Les différences d’activité, d’efficacité et de tolérance entre triptans demeurent minimes et cliniquement peu significatives. Il n’existe pas de tolérance ou d’intolérance croisée, ce qui rend licite l’essai d’une molécule dès qu’une autre, testée à trois reprises, n’a pas fait preuve d’assez d’efficacité.

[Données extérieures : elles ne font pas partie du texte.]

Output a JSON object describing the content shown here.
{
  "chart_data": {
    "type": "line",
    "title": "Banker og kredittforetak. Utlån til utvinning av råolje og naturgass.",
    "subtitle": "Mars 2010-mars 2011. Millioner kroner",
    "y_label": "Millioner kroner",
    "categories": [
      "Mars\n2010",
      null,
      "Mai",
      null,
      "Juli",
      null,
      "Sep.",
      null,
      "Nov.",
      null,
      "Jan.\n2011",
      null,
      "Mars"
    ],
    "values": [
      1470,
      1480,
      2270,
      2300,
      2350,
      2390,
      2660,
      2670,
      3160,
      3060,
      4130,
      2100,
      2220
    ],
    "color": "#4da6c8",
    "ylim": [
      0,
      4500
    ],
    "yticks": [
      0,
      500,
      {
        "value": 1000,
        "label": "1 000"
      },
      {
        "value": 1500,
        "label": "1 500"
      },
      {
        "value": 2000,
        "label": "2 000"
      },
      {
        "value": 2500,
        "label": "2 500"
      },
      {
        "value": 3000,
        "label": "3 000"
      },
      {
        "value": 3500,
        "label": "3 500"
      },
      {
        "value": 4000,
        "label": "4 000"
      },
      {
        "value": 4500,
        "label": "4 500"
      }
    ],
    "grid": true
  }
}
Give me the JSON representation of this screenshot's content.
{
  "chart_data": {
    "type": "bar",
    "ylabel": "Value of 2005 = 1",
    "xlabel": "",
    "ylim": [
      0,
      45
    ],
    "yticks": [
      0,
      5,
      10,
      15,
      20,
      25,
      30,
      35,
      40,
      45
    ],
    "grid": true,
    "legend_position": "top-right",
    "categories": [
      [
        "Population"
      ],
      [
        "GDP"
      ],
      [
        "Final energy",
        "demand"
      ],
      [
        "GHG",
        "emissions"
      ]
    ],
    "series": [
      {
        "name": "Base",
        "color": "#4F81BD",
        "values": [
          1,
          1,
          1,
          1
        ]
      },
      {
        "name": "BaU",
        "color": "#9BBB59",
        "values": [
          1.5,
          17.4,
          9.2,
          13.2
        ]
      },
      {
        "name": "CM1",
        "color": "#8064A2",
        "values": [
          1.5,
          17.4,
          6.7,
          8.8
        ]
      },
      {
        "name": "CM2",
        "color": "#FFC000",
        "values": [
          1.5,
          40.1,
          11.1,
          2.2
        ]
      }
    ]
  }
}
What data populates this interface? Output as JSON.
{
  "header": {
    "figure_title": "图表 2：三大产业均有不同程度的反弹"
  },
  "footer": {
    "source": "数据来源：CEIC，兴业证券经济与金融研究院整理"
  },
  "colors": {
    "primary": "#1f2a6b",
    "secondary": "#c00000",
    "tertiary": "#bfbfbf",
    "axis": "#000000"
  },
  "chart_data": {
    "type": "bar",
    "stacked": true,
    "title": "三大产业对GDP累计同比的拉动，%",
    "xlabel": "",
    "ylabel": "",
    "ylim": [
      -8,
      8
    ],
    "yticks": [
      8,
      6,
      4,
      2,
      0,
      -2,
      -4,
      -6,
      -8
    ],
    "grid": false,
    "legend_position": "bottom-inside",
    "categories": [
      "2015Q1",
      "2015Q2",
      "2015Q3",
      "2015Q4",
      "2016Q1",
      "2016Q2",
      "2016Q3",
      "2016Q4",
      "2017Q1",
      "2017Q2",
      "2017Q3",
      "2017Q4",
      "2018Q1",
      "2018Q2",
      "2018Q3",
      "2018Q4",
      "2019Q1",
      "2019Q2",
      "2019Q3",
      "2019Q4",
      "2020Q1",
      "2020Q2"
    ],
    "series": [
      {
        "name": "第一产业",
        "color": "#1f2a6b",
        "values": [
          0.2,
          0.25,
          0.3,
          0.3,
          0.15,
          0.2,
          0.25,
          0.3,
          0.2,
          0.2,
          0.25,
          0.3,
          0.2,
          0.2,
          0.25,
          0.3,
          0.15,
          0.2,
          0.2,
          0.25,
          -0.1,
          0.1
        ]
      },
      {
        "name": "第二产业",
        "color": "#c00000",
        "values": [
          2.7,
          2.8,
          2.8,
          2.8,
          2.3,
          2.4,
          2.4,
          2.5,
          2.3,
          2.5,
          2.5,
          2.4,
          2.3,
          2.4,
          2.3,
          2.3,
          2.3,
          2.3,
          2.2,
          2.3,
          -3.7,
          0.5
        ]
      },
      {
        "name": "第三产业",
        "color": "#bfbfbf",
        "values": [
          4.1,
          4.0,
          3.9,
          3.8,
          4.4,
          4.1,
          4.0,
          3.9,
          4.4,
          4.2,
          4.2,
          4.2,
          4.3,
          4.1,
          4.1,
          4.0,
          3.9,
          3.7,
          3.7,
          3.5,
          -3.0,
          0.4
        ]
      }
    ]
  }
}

La co-prescription d’un triptan à un AINS offre au patient migraineux, dès la première consultation, la possibilité (si besoin) de bénéficier d’un traitement plus puissant : il utilise alors en première intention l’AINS pour ne recourir au triptan qu’à la deuxième heure - en cas d’insuffisance d’efficacité de l’AINS -. Plusieurs échecs successifs de l’AINS invitent à recourir, par la suite, au triptan en première ligne.
L’abus de triptans, caractérisé au-delà de 8 à 15, voire 30, prises régulières par mois concerne souvent d’anciens abuseurs de dérivés ergotés. Il impose l’instauration d’un traitement de fond de la maladie migraineuse. Certains patients, abusant de nombreux médicaments antalgiques, peuvent finir par poser un véritable problème en raison de leur forte tendance à l’addiction.